For proof of this, we can examine the source code of sklearn.svm.LinearSVC, specifically these lines, which call _fit_liblinear:
self.coef_, self.intercept_, self.n_iter_ = _fit_liblinear(
X, y, self.C, self.fit_intercept, self.intercept_scaling,
self.class_weight, self.penalty, self.dual, self.verbose,
self.max_iter, self.tol, self.random_state, self.multi_class,
self.loss, sample_weight=sample_weight)
In turn, _fit_liblinear encodes the labels as follows:
if loss not in ['epsilon_insensitive', 'squared_epsilon_insensitive']:
enc = LabelEncoder()
y_ind = enc.fit_transform(y)
classes_ = enc.classes_
Examining preprocessing.LabelEncoder.fit_transform(), we see that it calls _encode()
:
def fit_transform(self, y):
"""Fit label encoder and return encoded labels
Parameters
----------
y : array-like of shape [n_samples]
Target values.
Returns
-------
y : array-like of shape [n_samples]
"""
y = column_or_1d(y, warn=True)
self.classes_, y = _encode(y, encode=True)
return y
In turn, _encode()
calls _encode_numpy()
(if it's provided numerical values):
if values.dtype == object:
try:
res = _encode_python(values, uniques, encode)
except TypeError:
types = sorted(t.__qualname__
for t in set(type(v) for v in values))
raise TypeError("Encoders require their input to be uniformly "

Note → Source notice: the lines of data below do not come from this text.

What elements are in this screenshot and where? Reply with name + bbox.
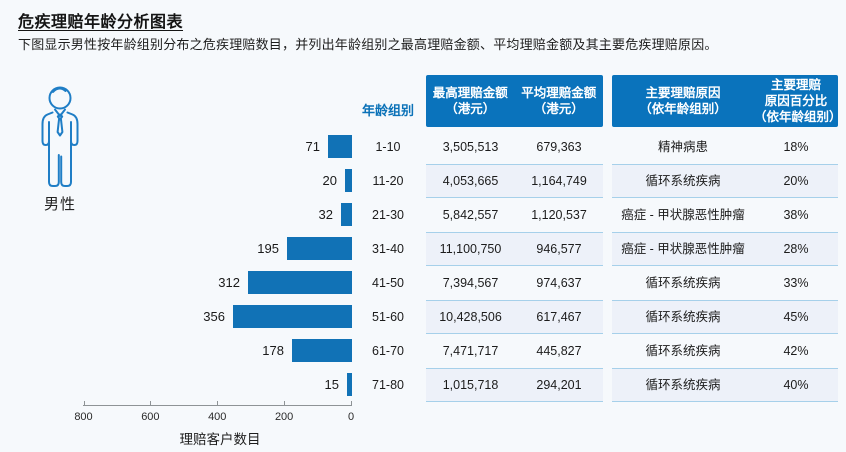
age-cell: 51-60 [372, 310, 404, 324]
x-axis-tick [217, 401, 219, 405]
bar [328, 135, 352, 158]
bar-value-label: 71 [305, 139, 320, 154]
data-row-11-20: 20 11-20 4,053,665 1,164,749 循环系统疾病 20% [0, 164, 846, 198]
bar [248, 271, 352, 294]
main-cause-header: 主要理赔原因 （依年龄组别） [639, 85, 727, 116]
x-axis-tick [150, 401, 152, 405]
max-claim-cell: 7,394,567 [442, 276, 499, 290]
pct-cell: 20% [783, 174, 809, 188]
avg-claim-cell: 617,467 [536, 310, 582, 324]
bar [345, 169, 352, 192]
page-title: 危疾理赔年龄分析图表 [18, 14, 184, 31]
x-axis-tick-label: 600 [141, 411, 160, 423]
x-axis-tick-label: 0 [347, 411, 355, 423]
cause-cell: 循环系统疾病 [645, 276, 721, 290]
avg-claim-cell: 1,120,537 [531, 208, 587, 222]
bar-value-label: 32 [318, 207, 333, 222]
avg-claim-cell: 974,637 [536, 276, 582, 290]
max-claim-cell: 4,053,665 [442, 174, 499, 188]
avg-claim-cell: 946,577 [536, 242, 582, 256]
max-claim-cell: 1,015,718 [442, 378, 499, 392]
page-subtitle: 下图显示男性按年龄组别分布之危疾理赔数目，并列出年龄组别之最高理赔金额、平均理赔… [18, 37, 718, 52]
pct-cell: 38% [783, 208, 809, 222]
row-stripe [612, 164, 838, 198]
male-person-icon [33, 84, 87, 192]
bar [347, 373, 352, 396]
cause-cell: 循环系统疾病 [645, 378, 721, 392]
avg-claim-cell: 679,363 [536, 140, 582, 154]
max-claim-cell: 11,100,750 [439, 242, 502, 256]
age-cell: 41-50 [372, 276, 404, 290]
row-stripe [426, 232, 603, 266]
bar-value-label: 195 [257, 241, 279, 256]
data-row-41-50: 312 41-50 7,394,567 974,637 循环系统疾病 33% [0, 266, 846, 300]
bar-value-label: 356 [203, 309, 225, 324]
row-stripe [612, 300, 838, 334]
pct-cell: 18% [783, 140, 809, 154]
cause-cell: 循环系统疾病 [645, 174, 721, 188]
max-claim-cell: 7,471,717 [442, 344, 499, 358]
cause-cell: 癌症 - 甲状腺恶性肿瘤 [621, 242, 745, 256]
x-axis-tick-label: 800 [74, 411, 93, 423]
max-claim-cell: 3,505,513 [442, 140, 499, 154]
x-axis-tick [284, 401, 286, 405]
row-stripe [426, 368, 603, 402]
age-cell: 21-30 [372, 208, 404, 222]
max-claim-header: 最高理赔金额 （港元） [432, 85, 508, 116]
age-cell: 71-80 [372, 378, 404, 392]
bar [233, 305, 352, 328]
gender-label: 男性 [43, 196, 76, 213]
pct-cell: 45% [783, 310, 809, 324]
cause-cell: 精神病患 [657, 140, 708, 154]
bar [292, 339, 352, 362]
x-axis-tick [351, 401, 352, 405]
bar-value-label: 15 [324, 377, 339, 392]
claim-amount-header-box: 最高理赔金额 （港元） 平均理赔金额 （港元） [426, 75, 603, 127]
row-stripe [612, 368, 838, 402]
avg-claim-cell: 1,164,749 [531, 174, 587, 188]
age-cell: 1-10 [375, 140, 401, 154]
row-stripe [426, 300, 603, 334]
bar [287, 237, 352, 260]
cause-cell: 循环系统疾病 [645, 344, 721, 358]
cause-cell: 循环系统疾病 [645, 310, 721, 324]
claim-cause-header-box: 主要理赔原因 （依年龄组别） 主要理赔 原因百分比 （依年龄组别） [612, 75, 842, 127]
data-row-1-10: 71 1-10 3,505,513 679,363 精神病患 18% [0, 130, 846, 164]
x-axis-line [83, 405, 352, 406]
data-row-71-80: 15 71-80 1,015,718 294,201 循环系统疾病 40% [0, 368, 846, 402]
max-claim-cell: 10,428,506 [439, 310, 502, 324]
pct-cell: 28% [783, 242, 809, 256]
x-axis-tick [83, 401, 85, 405]
age-cell: 61-70 [372, 344, 404, 358]
avg-claim-header: 平均理赔金额 （港元） [521, 85, 597, 116]
avg-claim-cell: 294,201 [536, 378, 582, 392]
avg-claim-cell: 445,827 [536, 344, 582, 358]
bar-value-label: 20 [322, 173, 337, 188]
row-stripe [426, 164, 603, 198]
max-claim-cell: 5,842,557 [442, 208, 499, 222]
pct-cell: 40% [783, 378, 809, 392]
cause-pct-header: 主要理赔 原因百分比 （依年龄组别） [754, 77, 842, 125]
bar [341, 203, 352, 226]
bar-value-label: 178 [262, 343, 284, 358]
pct-cell: 42% [783, 344, 809, 358]
age-cell: 31-40 [372, 242, 404, 256]
row-stripe [612, 232, 838, 266]
data-row-61-70: 178 61-70 7,471,717 445,827 循环系统疾病 42% [0, 334, 846, 368]
x-axis-tick-label: 400 [208, 411, 227, 423]
x-axis-title: 理赔客户数目 [179, 432, 261, 447]
age-cell: 11-20 [372, 174, 404, 188]
data-row-21-30: 32 21-30 5,842,557 1,120,537 癌症 - 甲状腺恶性肿瘤 38% [0, 198, 846, 232]
pct-cell: 33% [783, 276, 809, 290]
data-row-51-60: 356 51-60 10,428,506 617,467 循环系统疾病 45% [0, 300, 846, 334]
bar-value-label: 312 [218, 275, 240, 290]
data-row-31-40: 195 31-40 11,100,750 946,577 癌症 - 甲状腺恶性肿瘤 28% [0, 232, 846, 266]
x-axis-tick-label: 200 [274, 411, 294, 423]
cause-cell: 癌症 - 甲状腺恶性肿瘤 [621, 208, 745, 222]
age-group-column-header: 年龄组别 [361, 102, 414, 118]
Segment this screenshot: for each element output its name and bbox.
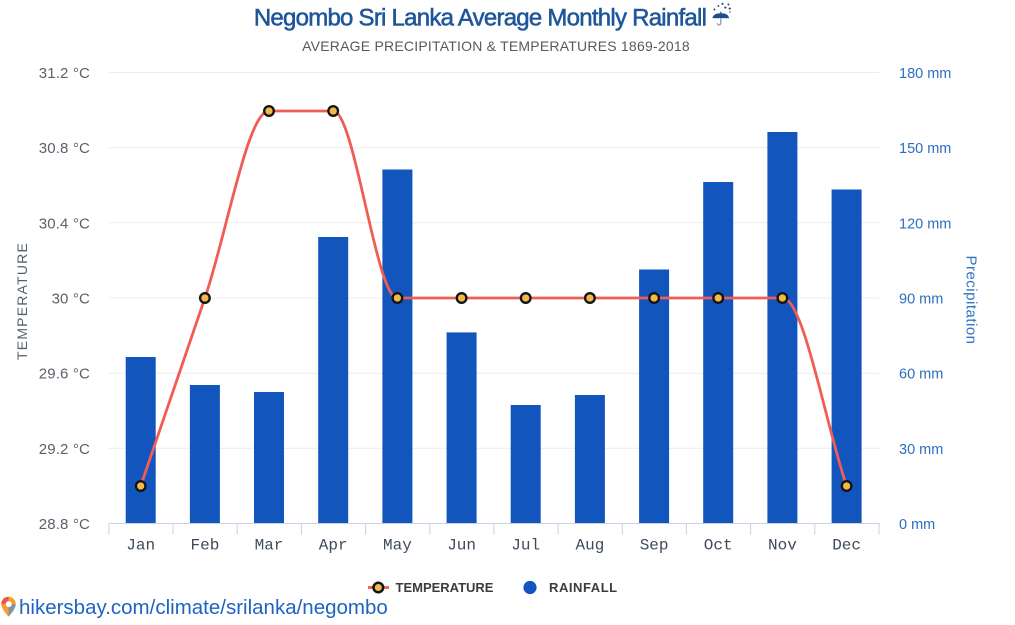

f"strings or numbers. Got {types}")
return res
else:
return _encode_numpy(values, uniques, encode,
check_unknown=check_unknown)
Finally, _encode_numpy()
calls numpy.unique():
def _encode_numpy(values, uniques=None, encode=False, check_unknown=True):
# only used in _encode below, see docstring there for details
if uniques is None:
if encode:
uniques, encoded = np.unique(values, return_inverse=True)
return uniques, encoded
which will return values in {0, n-1}.